The third theme is again a no, i.e., something that doesn’t pass our process test: corporates. There are good corporates that are cheap. They are also illiquid. We see much more downside than upside in an adverse scenario. It has begun to happen in some sectors. Russian corporates were hit and then Brazilian corporates were hit. Then the Chinese property sector was hit and energy bonds were hit; this adds up and affects the expectations of other portfolio managers. Our concern is that at some point they're going to start worrying about the illiquidity of their whole portfolios. Those are the three "nos" essentially that are ongoing themes: the three things that our process tells us to avoid.
What do we like? About 65% of our portfolio is composed of long-dated, investment grade, dollar-denominated government bonds, i.e., sovereign bonds. Boring old things. Why do we like them? Our process tells us that credit curves are steep and we're supposed to like the long end of these bonds.
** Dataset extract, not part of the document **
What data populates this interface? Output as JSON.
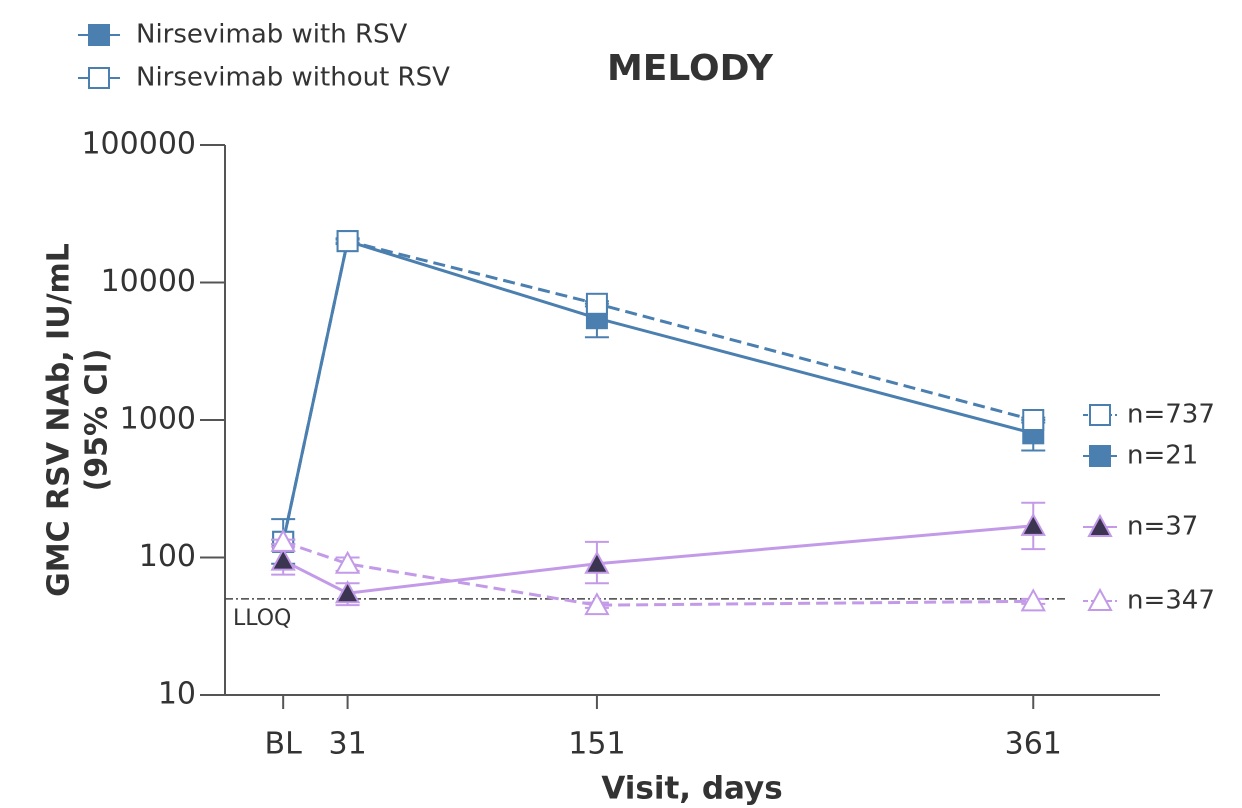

Then the question is: what about duration? The Fed is going to hike. Aren't we supposed to hate duration? That seems to be what the newspaper says every day but we don't think so. I think the Fed may hike but it’s important to note that the Fed hiked 425 basis points in '04 and '06 and nothing happened to the ten-year. That is number one.
Number two is it's not just about Treasuries. It's about Treasuries minus JGBs and Treasuries minus Bunds. Those interest rates have been rising. What does that mean? It means a dollar rally. What happens 12 months after the dollar rallies? The U.S. economy normally turns down, which is why we're comfortable with duration. Why specifically these bonds? What else argues for them? What is it specifically about long-duration, high-rated, dollar-denominated bonds? They're almost all net creditors. They have more dollar reserves than dollar debt, with debt management offices so they can intervene in the market. That's pretty hard to argue with. Additionally, they're paying more in principal and interest than they're borrowing (about $15 billion more in principal and interest this year than what they're borrowing from the market). Therefore technicals are very good. Finally, we like that it happens to be an out-of-consensus view. According to the J.P. Morgan surveys, the market is underweight that sector. Now that's not a reason but it's nice when we end up there. This is one big part of our portfolio.
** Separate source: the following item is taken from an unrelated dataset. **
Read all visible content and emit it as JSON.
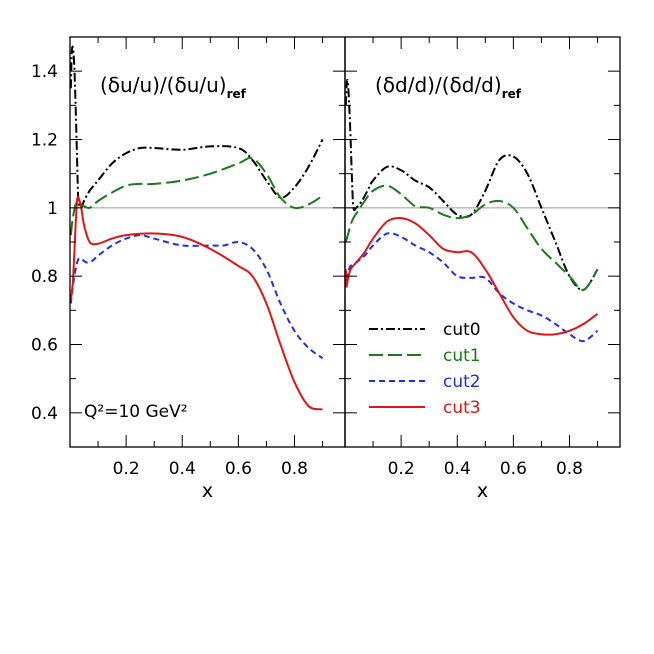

The more idiosyncratic or lower-rated exposures that we have are Vietnam and Argentina. They are old and, similar to much of what I have discussed, they don’t entail much that is new. They represent longer standing views. One word on both of them is: re-rating. Vietnam is a B on its way to BBB, in our opinion. Argentina is very solvent but not liquid and I use “liquid” to refer to the economy rather than the bond. The bonds are liquid but the economy doesn't have much liquidity. It does, however, have good solvency. This year there will be an election and we think any of the candidates will give Argentina access to the market. The liquidity answer will be provided. In fact, the political scandal is going to increase the chances that the current president is out, that the election is early, and that the most radical reformist candidate could be the next president, which was not a high-probability event before this political scandal.